Ciné Tambour "L.A. Rebellion"

Séance en partenariat avec le Festival Travelling « Los Angeles »

Killer of Sheep
Contenu sous forme de paragraphes

18h15 : Killer of Sheep

(Charles Burnett, États-Unis, 1978, 80’, DCP)

20h45 : Bless Their Little Hearts

(Billy Woodberry, États-Unis, 1983, 82’, DCP)


Cette séance a été élaborée en partenariat avec le Festival Travelling porté par l’association Clair Obscur, qui met cette année à l’honneur la ville si cinématographique de Los Angeles. Les deux films que nous projetons ce soir sont emblématiques du mouvement L.A. Rebellion, constitué de jeunes cinéastes afro-américains et africains, formés à l’université Californie Los Angeles (UCLA) dans les années 1960 : l’américain Charles Burnett (1944-), l’éthiopien Haile Gerima (1946-, réalisateur de Bush Mama (1979)), l’américaine Julie Dash (née en 1952 , réalisatrice de Daughters of the Dust), ou encore la réalisatrice Zeinabu irene Davis, qui revient sur le mouvement dans son documentaire de 2015 Spirits of Rebellion : Black Cinema from UCLA, et bien d’autres. Ils et elles proposent un cinéma indépendant, alternatif tant au cinéma dominant de Los Angeles, celui d’Hollywood, qu’au cinéma de la Blaxploitation alors en vogue.

Killer of Sheep de Charles Burnett est un des films majeurs de ce mouvement : il évoque la vie quotidienne des afro-américains dans le quartier/ghetto noir de Watts à Los Angeles.
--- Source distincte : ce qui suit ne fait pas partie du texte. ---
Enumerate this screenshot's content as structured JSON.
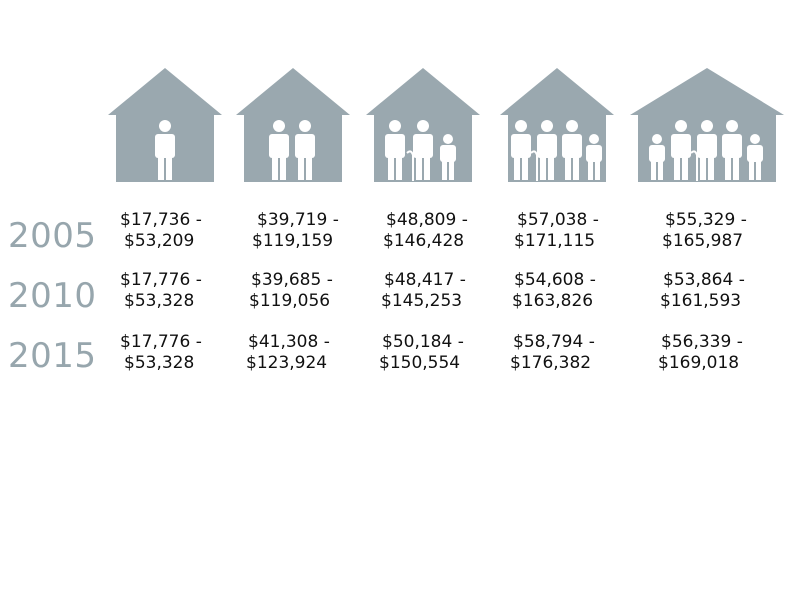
{
  "colors": {
    "house": "#9aa8af",
    "person": "#ffffff",
    "year_text": "#97a6ad",
    "value_text": "#111111"
  },
  "households": [
    {
      "icon": "household-1-person-icon"
    },
    {
      "icon": "household-2-people-icon"
    },
    {
      "icon": "household-3-people-icon"
    },
    {
      "icon": "household-4-people-icon"
    },
    {
      "icon": "household-5-people-icon"
    }
  ],
  "rows": [
    {
      "year": "2005",
      "ranges": [
        {
          "low": "$17,736  -",
          "high": "$53,209"
        },
        {
          "low": "$39,719 -",
          "high": "$119,159"
        },
        {
          "low": "$48,809  -",
          "high": "$146,428"
        },
        {
          "low": "$57,038  -",
          "high": "$171,115"
        },
        {
          "low": "$55,329  -",
          "high": "$165,987"
        }
      ]
    },
    {
      "year": "2010",
      "ranges": [
        {
          "low": "$17,776  -",
          "high": "$53,328"
        },
        {
          "low": "$39,685  -",
          "high": "$119,056"
        },
        {
          "low": "$48,417  -",
          "high": "$145,253"
        },
        {
          "low": "$54,608  -",
          "high": "$163,826"
        },
        {
          "low": "$53,864  -",
          "high": "$161,593"
        }
      ]
    },
    {
      "year": "2015",
      "ranges": [
        {
          "low": "$17,776  -",
          "high": "$53,328"
        },
        {
          "low": "$41,308  -",
          "high": "$123,924"
        },
        {
          "low": "$50,184  -",
          "high": "$150,554"
        },
        {
          "low": "$58,794  -",
          "high": "$176,382"
        },
        {
          "low": "$56,339  -",
          "high": "$169,018"
        }
      ]
    }
  ]
}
Stan travaille dans un abattoir ; absent à lui-même, l’épuisement et le manque d’argent rendent les relations avec sa femme et sa fille difficiles. Tourné en un an, les week-ends, avec un budget réduit (moins de 10 000$) et des acteurs non-professionnels, le film est notamment remarquable par sa magnifique bande-son (vous aurez longtemps en tête This Bitter Earth par Dinah Washington).

On retrouve dans Bless Their Little Hearts Kaycee Moore (1944-2021), l’actrice qui joue la femme de Stan dans Killer of Sheep (et qui joue aussi dans Daughters of the Dust). Le scénario est signé Charles Burnett, qui tient également la caméra. Il s’agit du premier long métrage de Billy Woodberry (né en 1950 au Texas), formé à UCLA. Il témoigne à son tour des inégalités et des difficultés des afro-américains par l’observation du quotidien et de l’intimité d’une famille confrontée au chômage et à la trahison.

La restauration et la remise en circulation de ces films a permis de les inscrire au panthéon du cinéma américain.